Provide demo-triage sites for multiple versions
Goal
Provide demo sites for several recent versions. At time of writing, that would mean (say) 5.59-rc
, 5.58-stable
, 5.57
, 5.56
, and so on (perhaps going back 6-9 months).
Motivation
The current demo sites are often used to determine whether a bug is easy to reproduce. However, there is another common question when triaging a bug: When was the bug introduced? (This helps you determine the specific cause and helps to establish the priority for the bug.)
Even for somebody who has a local dev system and knows how to switch around builds, it usually takes 5+ minutes just to setup an environment for evaluating the bug on one specific version. For folks with fewer resources, it may take longer or be impossible.
Obstacle
The main reason we haven't done this is security -- if you run a 9 month old version, then the odds are that it has some known/published security vulnerabilities. Of course, I don't think we should worry that Civi contributors will abuse such sites. The problem is about creating an easy target for bots and scriptkids.
We want to find a simple way to facilitate triage while keeping out the riffraff.
Brainstorming Solutions (Dislike)
- HTTP Basic (Static/Shared): If it leaks to the riffraff, then it's easy to abuse. Changing is a problem for anyone who uses the system. Also, it obfuscates testing of Civi-CMS functionality that involves HTTP Basic.
-
HTTP Basic (LDAP/civicrm.org): I don't think we should submit real
civicrm.org
credentials directly to a hackable box. Also, it obfuscates testing of Civi-CMS functionality that involves HTTP Basic. - Port Knocking: Same leakage problem as "HTTP Basic (Static/Shared)". Also, fairly obscure.

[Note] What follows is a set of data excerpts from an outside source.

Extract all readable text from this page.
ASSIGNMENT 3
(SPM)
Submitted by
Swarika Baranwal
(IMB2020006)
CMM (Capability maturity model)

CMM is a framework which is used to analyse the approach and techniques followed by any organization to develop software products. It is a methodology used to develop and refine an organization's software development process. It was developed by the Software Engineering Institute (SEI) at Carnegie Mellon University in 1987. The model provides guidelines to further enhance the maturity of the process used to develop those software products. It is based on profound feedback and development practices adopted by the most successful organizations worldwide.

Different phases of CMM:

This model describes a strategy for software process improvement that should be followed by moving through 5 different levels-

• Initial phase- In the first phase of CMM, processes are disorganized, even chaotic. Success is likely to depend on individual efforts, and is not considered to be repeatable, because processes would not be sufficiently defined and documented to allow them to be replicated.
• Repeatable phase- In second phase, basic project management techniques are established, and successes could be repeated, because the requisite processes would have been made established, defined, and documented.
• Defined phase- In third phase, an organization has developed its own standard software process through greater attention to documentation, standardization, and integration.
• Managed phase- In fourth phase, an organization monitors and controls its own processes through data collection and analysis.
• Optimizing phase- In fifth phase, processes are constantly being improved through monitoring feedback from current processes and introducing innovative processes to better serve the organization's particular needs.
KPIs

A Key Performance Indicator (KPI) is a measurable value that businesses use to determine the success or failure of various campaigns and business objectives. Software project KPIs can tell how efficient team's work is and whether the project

Brainstorming Solutions (Like)
-
OpenID Connect: If you try to access an older demo site, it redirects to a web-page that shows a warning and does some kind of identity check (e.g.
civicrm.org
account orgithub.com
account orcontributer-key.yml
entry). Then it redirects back and sets a cookie. (The access cookie should be separate from the one usually used by PHP/CMS/Civi.)- Good: No special setup on the user's workstation. Just a redirect in the web-browser.
-
Bad: Only works well in web-browser. Using
curl
,mysql
, etc is annoying.
-
Private Network: Put older demos on a private network. Connect through some kind of VPN (e.g. "IKEv2", "OpenVPN") or mesh overlay (e.g. "Tailscale", "Nebula").
- Good: Works with most tools+protocols (browser, curl, mailcatcher, mysql, etc)
- Bad: Requires special setup on workstation. Public wifi (cafe/library/train/etc) may block access.